Os donos de escola, esses canalhas atuais, que fazem do Teatro uma moldura de
televisão, deveriam se envergonhar. Ensinam a falsa segurança de uma listagem
de expressões fixas e comportamentos emocionais padronizados. Você sabia que na
Itália, na época do fascismo, existia uma máquina fotográfica parecida com
isso: você ia lá, fazia quarenta fotografias com expressões como dor, alegria,
gozo etc.?
Contra esse imobilismo mentiroso, o
teatro sério tem que reconquistar uma agressividade permanente. Para trabalhar
com a vida real do Teatro, para vencer todos os obstáculos, culturais,
políticos, e de sensibilidade, você tem que ser agressivo. Agressivo não
significa matar ninguém, mas estar pronto para atacar uma idéia. A agressão
pode ser uma coisa positiva.
O Teatro pede de você uma
disponibilidade definitiva. Ele exige de você uma dedicação total. Nas minhas
próximas almas, nos meus próximos amanheceres, estarei sempre disponível. Ou
você é disponível ou não é. Disponibilidade significa que você tem que se
entregar para uma luta financeira, técnica, que envolve a totalidade da sua
vida. Existem propagandas dessas casas de comércio que vendem a idéia de uma
dedicação total. Mas, dedicação total a quê? À compra e venda de mercadorias.

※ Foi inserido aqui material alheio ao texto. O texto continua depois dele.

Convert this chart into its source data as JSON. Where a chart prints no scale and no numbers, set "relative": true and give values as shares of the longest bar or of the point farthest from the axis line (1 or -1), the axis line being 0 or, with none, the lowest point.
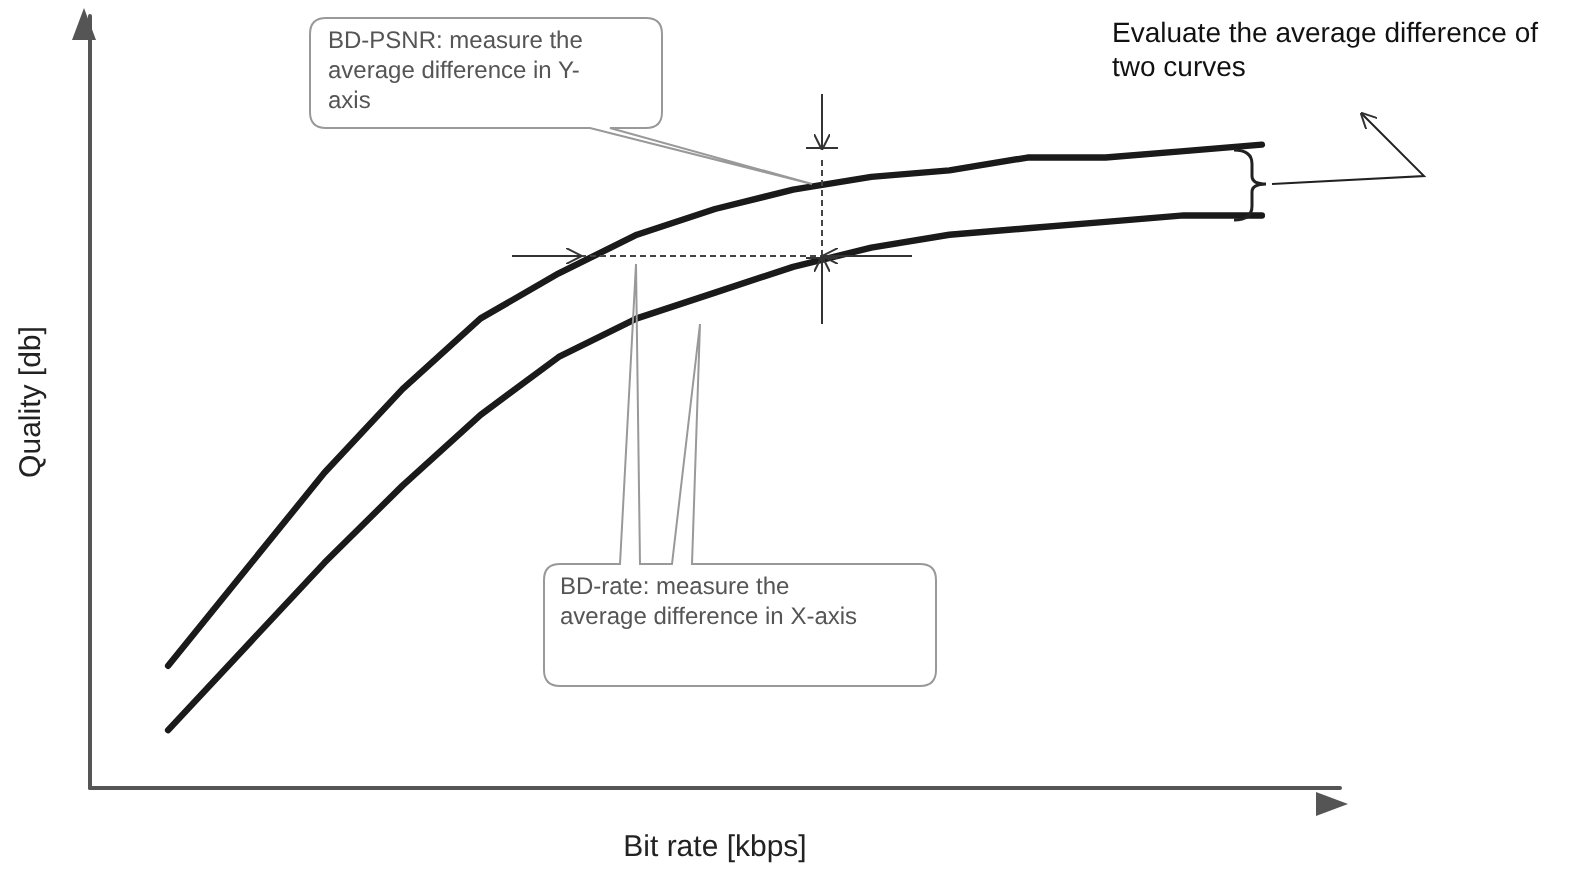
{
  "chart_data": {
    "type": "line",
    "relative": true,
    "xlabel": "Bit rate [kbps]",
    "ylabel": "Quality [db]",
    "categories": [
      null,
      null,
      null,
      null,
      null,
      null,
      null,
      null,
      null,
      null,
      null,
      null,
      null,
      null,
      null,
      null,
      null
    ],
    "series": [
      {
        "color": "#1a1a1a",
        "values": [
          null,
          0.19,
          0.34,
          0.49,
          0.62,
          0.73,
          0.8,
          0.86,
          0.9,
          0.93,
          0.95,
          0.96,
          0.98,
          0.98,
          0.99,
          1,
          null
        ]
      },
      {
        "color": "#1a1a1a",
        "values": [
          null,
          0.09,
          0.22,
          0.35,
          0.47,
          0.58,
          0.67,
          0.73,
          0.77,
          0.81,
          0.84,
          0.86,
          0.87,
          0.88,
          0.89,
          0.89,
          null
        ]
      }
    ],
    "annotations": [
      "Evaluate the average difference of two curves",
      "BD-PSNR: measure the average difference in Y-axis",
      "BD-rate: measure the average difference in X-axis"
    ],
    "marker": "none",
    "line_style": "solid"
  }
}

Não a dedicação a uma idéia, a um ofício. Eu acho que o Teatro é uma Idéia, uma
grande Idéia. Posso até me submeter a pequenas concessões para não me desviar
dessa descoberta. Mas você não pode namorar vinte mulheres ao mesmo tempo
porque, infelizmente, só tem um pau. O Teatro é exatamente igual ao amor, se
você acredita nele, tudo bem. Por que eu estou fazendo teatro até hoje? O que
eu trabalhei em teatro não é brincadeira, foi dos quinze anos em diante.

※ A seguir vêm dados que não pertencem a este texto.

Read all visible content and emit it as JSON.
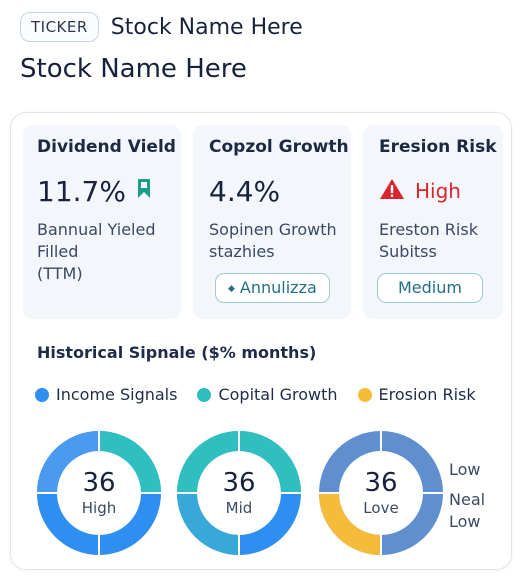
{
  "header": {
    "ticker": "TICKER",
    "stock_name": "Stock Name Here"
  },
  "page_title": "Stock Name Here",
  "metrics": [
    {
      "title": "Dividend Vield",
      "value": "11.7%",
      "icon": "bookmark-icon",
      "description": "Bannual Yieled\nFilled\n(TTM)"
    },
    {
      "title": "Copzol Growth",
      "value": "4.4%",
      "description": "Sopinen Growth\nstazhies",
      "badge": "Annulizza"
    },
    {
      "title": "Eresion Risk",
      "value": "High",
      "icon": "warning-icon",
      "description": "Ereston Risk\nSubitss",
      "badge": "Medium"
    }
  ],
  "signals": {
    "heading": "Historical Sipnale ($% months)",
    "legend": [
      {
        "label": "Income Signals",
        "color": "#2f8ff0"
      },
      {
        "label": "Copital Growth",
        "color": "#2ebfbe"
      },
      {
        "label": "Erosion Risk",
        "color": "#f7bb3a"
      }
    ],
    "donuts": [
      {
        "value": "36",
        "label": "High"
      },
      {
        "value": "36",
        "label": "Mid"
      },
      {
        "value": "36",
        "label": "Love"
      }
    ],
    "side_labels": [
      "Low",
      "Neal\nLow"
    ]
  },
  "colors": {
    "accent_blue": "#2f8ff0",
    "accent_teal": "#2ebfbe",
    "accent_yellow": "#f7bb3a",
    "risk_red": "#d8262c",
    "muted_blue": "#5f8fcf"
  }
}
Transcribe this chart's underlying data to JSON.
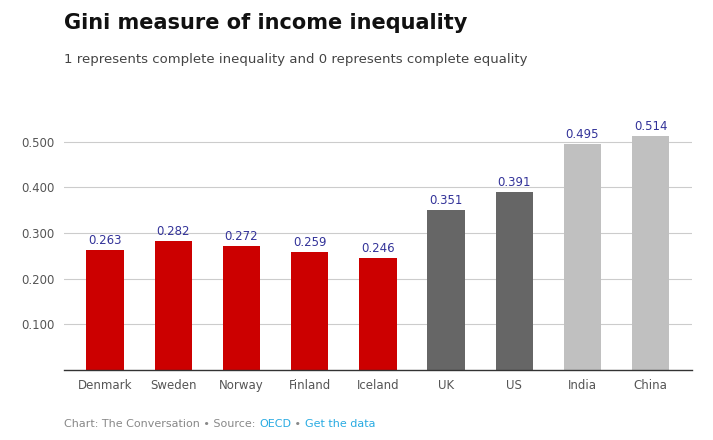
{
  "categories": [
    "Denmark",
    "Sweden",
    "Norway",
    "Finland",
    "Iceland",
    "UK",
    "US",
    "India",
    "China"
  ],
  "values": [
    0.263,
    0.282,
    0.272,
    0.259,
    0.246,
    0.351,
    0.391,
    0.495,
    0.514
  ],
  "bar_colors": [
    "#cc0000",
    "#cc0000",
    "#cc0000",
    "#cc0000",
    "#cc0000",
    "#666666",
    "#666666",
    "#c0c0c0",
    "#c0c0c0"
  ],
  "title": "Gini measure of income inequality",
  "subtitle": "1 represents complete inequality and 0 represents complete equality",
  "footer_plain": "Chart: The Conversation • Source: ",
  "footer_link1": "OECD",
  "footer_mid": " • ",
  "footer_link2": "Get the data",
  "ylim": [
    0,
    0.57
  ],
  "yticks": [
    0.1,
    0.2,
    0.3,
    0.4,
    0.5
  ],
  "background_color": "#ffffff",
  "title_fontsize": 15,
  "subtitle_fontsize": 9.5,
  "label_fontsize": 8.5,
  "tick_label_fontsize": 8.5,
  "footer_fontsize": 8,
  "label_color": "#333399",
  "tick_color": "#555555",
  "grid_color": "#cccccc",
  "spine_color": "#333333",
  "footer_plain_color": "#888888",
  "footer_link_color": "#29abe2"
}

Setenta anos de trabalho. É verdade: no bem, no mal, no êxito, no fracasso, no
ganho, no deficit. Mas é Teatro o que eu tenho que fazer.
O Teatro é isto: você tem que ter a
pachorra. É ruim o espetáculo? Uma porcaria? Ou você avaliou que é bom? Não,
não é bom... porém você está lá? Então vai. Não é questão de paixão romântica,
mas uma confirmação permanente de algo que faz viver. Não sei se estou certo,
mas estou falando o que eu sinto.
Para mim, o Teatro é a grande
aventura. Nela tomam parte os condutores dos povos, os Júlio César, os
Coriolano, mas existem também os soldadinhos. E é entre esses trabalhadores que
habitam as pequenas salas, esses jardins de catacumbas, que você pode encontrar
realmente as descobertas. Porque Júlio César se formou, está pronto, está
feito. É uma imagem acabada. São tristes os atores que se consideram modelos
realizados. O sujeito faz oitenta anos, continua atuando em espetáculos, tem um
técnica interpretativa fantástica (afinal são tantos anos de trabalho) mas o
que sobra dele é a mediocridade humana, a sovinice permanente.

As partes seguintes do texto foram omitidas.